G(x) is a nonconstant polynomial in x with integer coefficients and, there exist five distinct integers a₁, a₂, a₃, a₄, a₅ such that:

G(a₁)= G(a₂)= G(a₃)= G(a₄)= G(a₅)= 2.

Prove that there does not exist any integer b, such that: G(b)= 9.

What is the minimum value of a nonzero perfect square that G(b) can equal? How about the minimum number of the form 3^C that G(b) equals, where C is a positive integer?

Edited October 6, 2009 by K Sengupta

[Guest]

Given the problem, G(x) seems to be of the form

G(x) = f(x) + c

where f(x) contains terms of coefficients of x only

On closer look, it is of the form

G(x) = (x-a1)(x-a2)(x-a3)(x-a4)(x-a5) + 2

Then, for G(x) to be 9,

(x-a1)(x-a2)(x-a3)(x-a4)(x-a5) = 7

Since the integer factors (including negatives) are only 1,-1,+/-7

a product of 5 integers can not be 7

So, there can be no value of x for which G(x) may be 9

For minimum value of a perfect square, (x-a1)(x-a2)(x-a3)(x-a4)(x-a5) = N - 2

where N is a perfect square and N-2 has at least 5 factors (including negatives)

The minimum possible perfect square is 100 where 100-2 = 98 can have factors of 1,-1,2,-7,7

of the three factors one is a negative i.e. either -2,7,7 or 2,-7,7

For minimum number of the form 3^c

(x-a1)(x-a2)(x-a3)(x-a4)(x-a5) = R - 2

where R is of the form 3^c and R-2 has at least 5 factors (including negatives)

This is possible for a minimum vlaue of 3⁷ where 3⁷ = 2187 and 2187-2 = 2185 has 5 distinct factors (1,-1,-5,23,19)

of the three 5,23 & 19 any one of these can have a negative vlaue

Edited October 7, 2009 by DeeGee

[Guest]

You don't say the order of the polynomial, the assumption was 5th order but might a higher order polynomial work?

[Guest]

My impression of KS's question is that whatever the order is of the polynomial concerned, his final statement must be false.

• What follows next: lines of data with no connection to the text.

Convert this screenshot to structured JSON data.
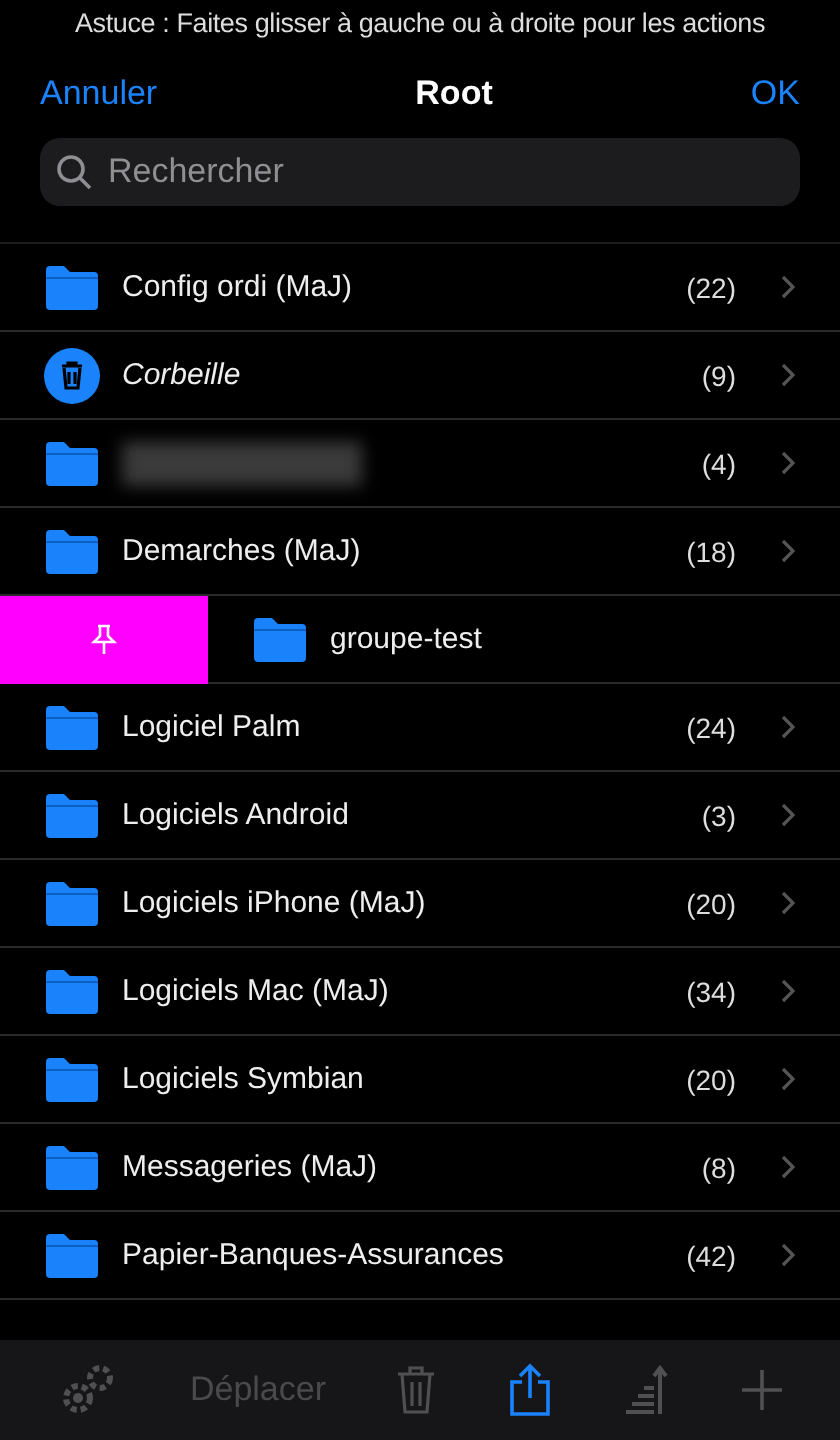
{
  "hint": "Astuce : Faites glisser à gauche ou à droite pour les actions",
  "nav": {
    "cancel": "Annuler",
    "title": "Root",
    "confirm": "OK"
  },
  "search": {
    "placeholder": "Rechercher"
  },
  "rows": [
    {
      "kind": "folder",
      "label": "Config ordi (MaJ)",
      "count": "(22)",
      "swiped": false,
      "redacted": false
    },
    {
      "kind": "trash",
      "label": "Corbeille",
      "count": "(9)",
      "swiped": false,
      "redacted": false
    },
    {
      "kind": "folder",
      "count": "(4)",
      "swiped": false,
      "redacted": true
    },
    {
      "kind": "folder",
      "label": "Demarches (MaJ)",
      "count": "(18)",
      "swiped": false,
      "redacted": false
    },
    {
      "kind": "folder",
      "label": "groupe-test",
      "swiped": true,
      "redacted": false
    },
    {
      "kind": "folder",
      "label": "Logiciel Palm",
      "count": "(24)",
      "swiped": false,
      "redacted": false
    },
    {
      "kind": "folder",
      "label": "Logiciels Android",
      "count": "(3)",
      "swiped": false,
      "redacted": false
    },
    {
      "kind": "folder",
      "label": "Logiciels iPhone (MaJ)",
      "count": "(20)",
      "swiped": false,
      "redacted": false
    },
    {
      "kind": "folder",
      "label": "Logiciels Mac (MaJ)",
      "count": "(34)",
      "swiped": false,
      "redacted": false
    },
    {
      "kind": "folder",
      "label": "Logiciels Symbian",
      "count": "(20)",
      "swiped": false,
      "redacted": false
    },
    {
      "kind": "folder",
      "label": "Messageries (MaJ)",
      "count": "(8)",
      "swiped": false,
      "redacted": false
    },
    {
      "kind": "folder",
      "label": "Papier-Banques-Assurances",
      "count": "(42)",
      "swiped": false,
      "redacted": false
    }
  ],
  "toolbar": [
    {
      "kind": "settings",
      "disabled": true
    },
    {
      "kind": "move",
      "label": "Déplacer",
      "disabled": true
    },
    {
      "kind": "delete",
      "disabled": true
    },
    {
      "kind": "share",
      "disabled": false
    },
    {
      "kind": "sort",
      "disabled": true
    },
    {
      "kind": "add",
      "disabled": true
    }
  ]
}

A fifth order polynomial with 5 initial conditions is too constricting. Oh yes, where does he get all these problems from?

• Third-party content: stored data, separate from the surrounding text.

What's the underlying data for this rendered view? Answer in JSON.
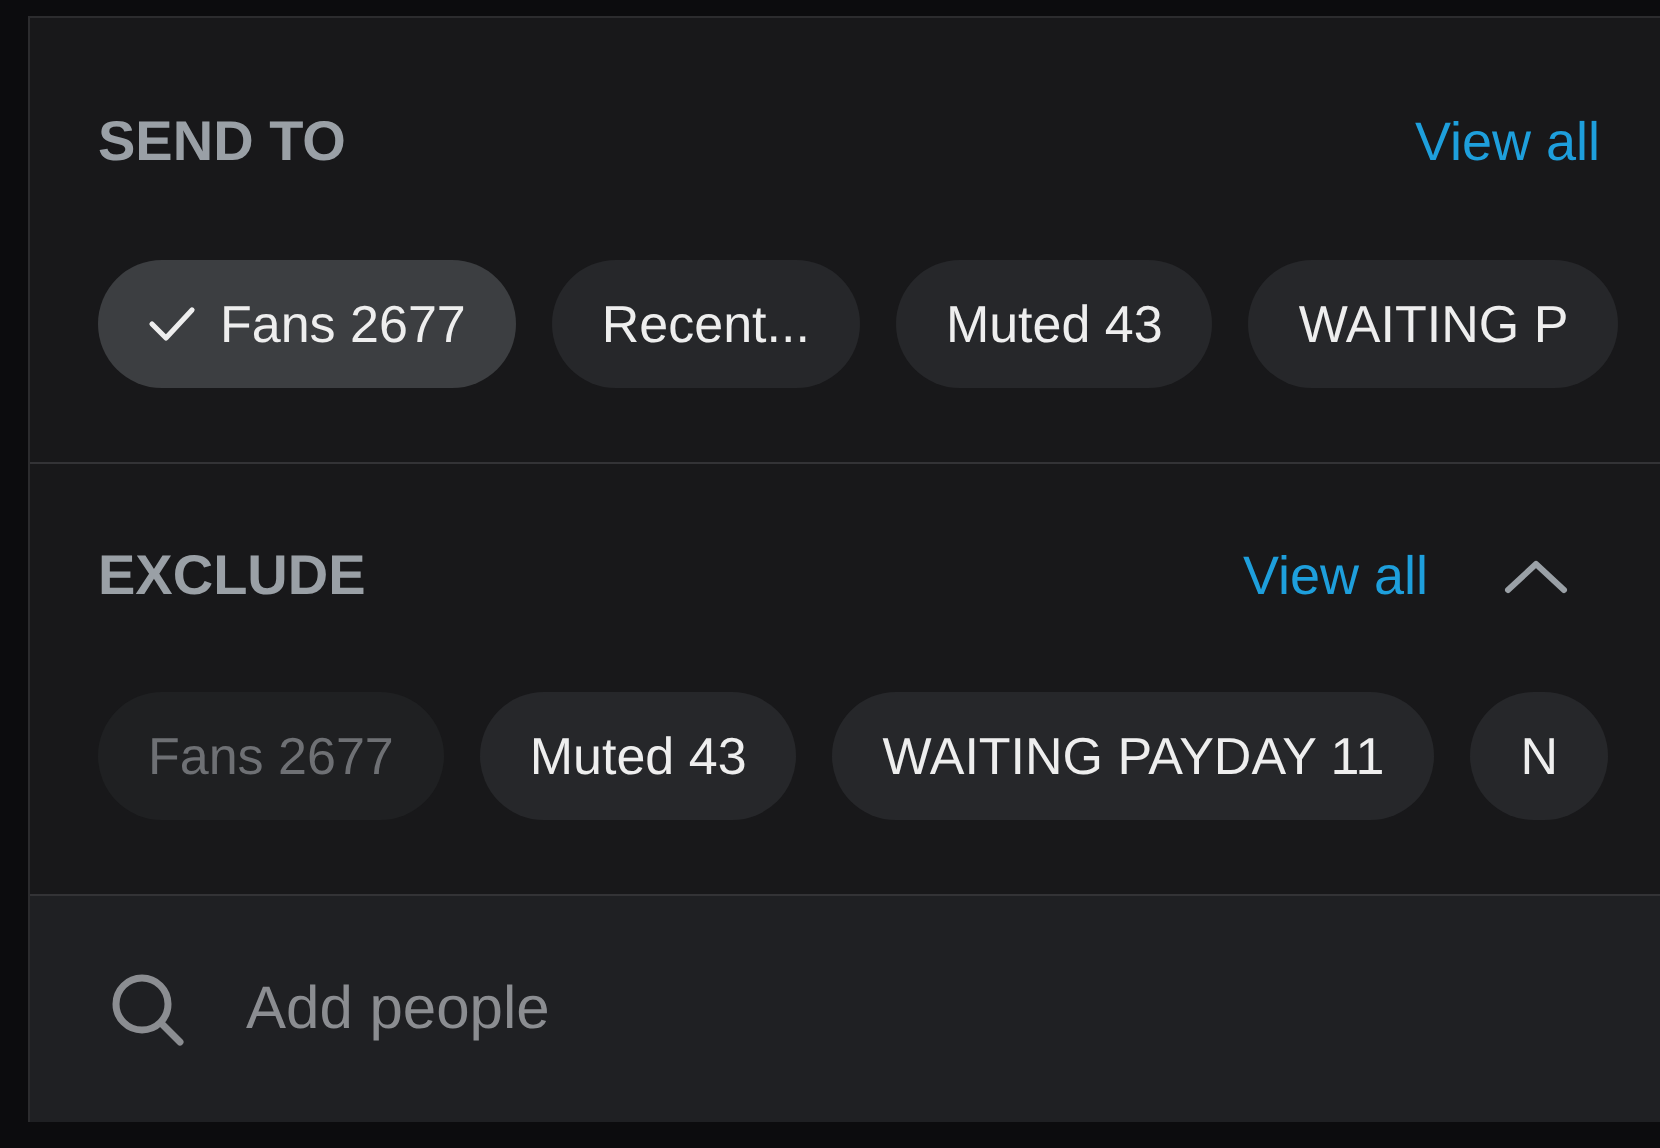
{
  "send_to": {
    "title": "SEND TO",
    "view_all": "View all",
    "chips": [
      {
        "label": "Fans 2677",
        "selected": true,
        "disabled": false
      },
      {
        "label": "Recent...",
        "selected": false,
        "disabled": false
      },
      {
        "label": "Muted 43",
        "selected": false,
        "disabled": false
      },
      {
        "label": "WAITING P",
        "selected": false,
        "disabled": false
      }
    ]
  },
  "exclude": {
    "title": "EXCLUDE",
    "view_all": "View all",
    "expanded": true,
    "chips": [
      {
        "label": "Fans 2677",
        "selected": false,
        "disabled": true
      },
      {
        "label": "Muted 43",
        "selected": false,
        "disabled": false
      },
      {
        "label": "WAITING PAYDAY 11",
        "selected": false,
        "disabled": false
      },
      {
        "label": "N",
        "selected": false,
        "disabled": false
      }
    ]
  },
  "search": {
    "placeholder": "Add people"
  }
}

Edited October 8, 2009 by jerbil

[Guest]

You don't say the order of the polynomial, the assumption was 5th order but might a higher order polynomial work?

Well you could always write G(x) as

G(x) = (x-a1)^l(x-a2)^m(x-a3)ⁿ(x-a4)^o(x-a5)^p + 2

Get whatever degree of the polynomial you like!

[Guest]

Well you could always write G(x) as

G(x) = (x-a1)^l(x-a2)^m(x-a3)ⁿ(x-a4)^o(x-a5)^p + 2

Get whatever degree of the polynomial you like!

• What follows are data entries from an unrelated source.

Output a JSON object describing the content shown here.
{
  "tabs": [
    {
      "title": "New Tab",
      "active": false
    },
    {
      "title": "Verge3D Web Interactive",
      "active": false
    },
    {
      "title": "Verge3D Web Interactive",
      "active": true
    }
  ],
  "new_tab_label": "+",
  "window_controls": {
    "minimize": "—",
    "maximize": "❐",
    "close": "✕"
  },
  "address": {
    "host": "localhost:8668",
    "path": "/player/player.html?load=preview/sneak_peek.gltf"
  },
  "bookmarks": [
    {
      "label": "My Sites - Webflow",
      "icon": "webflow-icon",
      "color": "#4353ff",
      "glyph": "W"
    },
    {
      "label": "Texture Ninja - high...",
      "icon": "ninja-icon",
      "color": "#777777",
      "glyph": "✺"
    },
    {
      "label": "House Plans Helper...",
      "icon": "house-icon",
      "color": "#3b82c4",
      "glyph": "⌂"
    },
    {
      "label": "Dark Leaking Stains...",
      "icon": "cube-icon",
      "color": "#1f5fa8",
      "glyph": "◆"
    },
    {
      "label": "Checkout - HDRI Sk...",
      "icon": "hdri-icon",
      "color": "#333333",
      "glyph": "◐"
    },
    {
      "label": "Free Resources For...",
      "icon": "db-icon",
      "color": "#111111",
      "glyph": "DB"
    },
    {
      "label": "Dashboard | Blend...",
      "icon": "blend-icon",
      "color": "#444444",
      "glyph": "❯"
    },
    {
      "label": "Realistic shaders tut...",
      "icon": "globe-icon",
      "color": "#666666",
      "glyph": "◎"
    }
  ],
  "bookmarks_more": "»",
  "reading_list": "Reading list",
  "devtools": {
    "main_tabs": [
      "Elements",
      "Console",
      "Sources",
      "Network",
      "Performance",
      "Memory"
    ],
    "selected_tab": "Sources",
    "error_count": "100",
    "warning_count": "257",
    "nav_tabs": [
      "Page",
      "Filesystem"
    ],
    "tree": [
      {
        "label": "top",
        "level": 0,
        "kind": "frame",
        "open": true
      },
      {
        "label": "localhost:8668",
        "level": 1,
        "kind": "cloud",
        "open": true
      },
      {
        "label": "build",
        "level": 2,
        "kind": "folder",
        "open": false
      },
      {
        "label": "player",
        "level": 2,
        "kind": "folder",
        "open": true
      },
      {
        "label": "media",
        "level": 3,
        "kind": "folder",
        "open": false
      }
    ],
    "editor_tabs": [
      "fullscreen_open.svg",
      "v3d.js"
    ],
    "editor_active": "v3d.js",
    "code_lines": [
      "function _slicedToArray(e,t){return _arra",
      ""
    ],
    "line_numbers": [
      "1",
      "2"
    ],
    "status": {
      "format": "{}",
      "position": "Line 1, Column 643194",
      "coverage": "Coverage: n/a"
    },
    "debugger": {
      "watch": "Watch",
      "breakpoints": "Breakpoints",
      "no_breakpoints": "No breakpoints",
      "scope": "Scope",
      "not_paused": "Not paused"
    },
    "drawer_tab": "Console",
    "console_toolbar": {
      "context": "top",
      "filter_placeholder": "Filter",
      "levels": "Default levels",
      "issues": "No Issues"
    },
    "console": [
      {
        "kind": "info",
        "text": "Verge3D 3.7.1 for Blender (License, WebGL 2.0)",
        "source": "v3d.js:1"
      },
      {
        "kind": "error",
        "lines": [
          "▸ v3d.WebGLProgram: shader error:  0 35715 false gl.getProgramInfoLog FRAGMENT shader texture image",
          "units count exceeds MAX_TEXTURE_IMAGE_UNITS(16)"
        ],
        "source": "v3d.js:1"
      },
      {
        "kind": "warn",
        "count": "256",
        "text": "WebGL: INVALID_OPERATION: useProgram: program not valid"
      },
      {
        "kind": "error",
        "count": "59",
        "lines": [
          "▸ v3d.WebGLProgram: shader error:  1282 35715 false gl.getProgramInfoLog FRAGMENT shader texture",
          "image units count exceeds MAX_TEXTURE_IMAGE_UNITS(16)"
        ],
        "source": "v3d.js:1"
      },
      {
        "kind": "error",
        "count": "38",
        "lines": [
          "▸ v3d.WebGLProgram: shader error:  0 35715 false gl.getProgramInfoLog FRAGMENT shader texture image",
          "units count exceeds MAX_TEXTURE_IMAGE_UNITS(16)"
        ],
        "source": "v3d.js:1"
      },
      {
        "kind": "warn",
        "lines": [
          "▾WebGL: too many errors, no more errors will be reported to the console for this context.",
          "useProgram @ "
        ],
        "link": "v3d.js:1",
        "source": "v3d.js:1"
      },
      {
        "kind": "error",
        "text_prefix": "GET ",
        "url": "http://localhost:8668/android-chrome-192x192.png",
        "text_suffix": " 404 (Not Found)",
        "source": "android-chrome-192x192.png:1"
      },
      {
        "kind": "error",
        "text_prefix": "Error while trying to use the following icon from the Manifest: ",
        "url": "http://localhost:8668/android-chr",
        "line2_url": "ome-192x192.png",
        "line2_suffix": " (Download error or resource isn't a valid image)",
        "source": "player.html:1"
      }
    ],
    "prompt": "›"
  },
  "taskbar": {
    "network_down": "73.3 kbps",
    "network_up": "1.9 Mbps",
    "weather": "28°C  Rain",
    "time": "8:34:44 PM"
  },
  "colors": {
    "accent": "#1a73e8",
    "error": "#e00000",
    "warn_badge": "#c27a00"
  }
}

But the OP doesn't state that a1 to a5 are the *only* integers for which G(x) = 2. So G(x) can also be:

G(x) = (x-a1)^l(x-a2)^m(x-a3)ⁿ(x-a4)^o(x-a5)^p(x-b1)^r1..(x-bn)^rn + 2

[Guest]

But the OP doesn't state that a1 to a5 are the *only* integers for which G(x) = 2. So G(x) can also be:

G(x) = (x-a1)^l(x-a2)^m(x-a3)ⁿ(x-a4)^o(x-a5)^p(x-b1)^r1..(x-bn)^rn + 2

Doesn't DeeGee's analysis still hold true for this G(x)?

[Guest]

Doesn't DeeGee's analysis still hold true for this G(x)?

It does, sorry for throwing that in.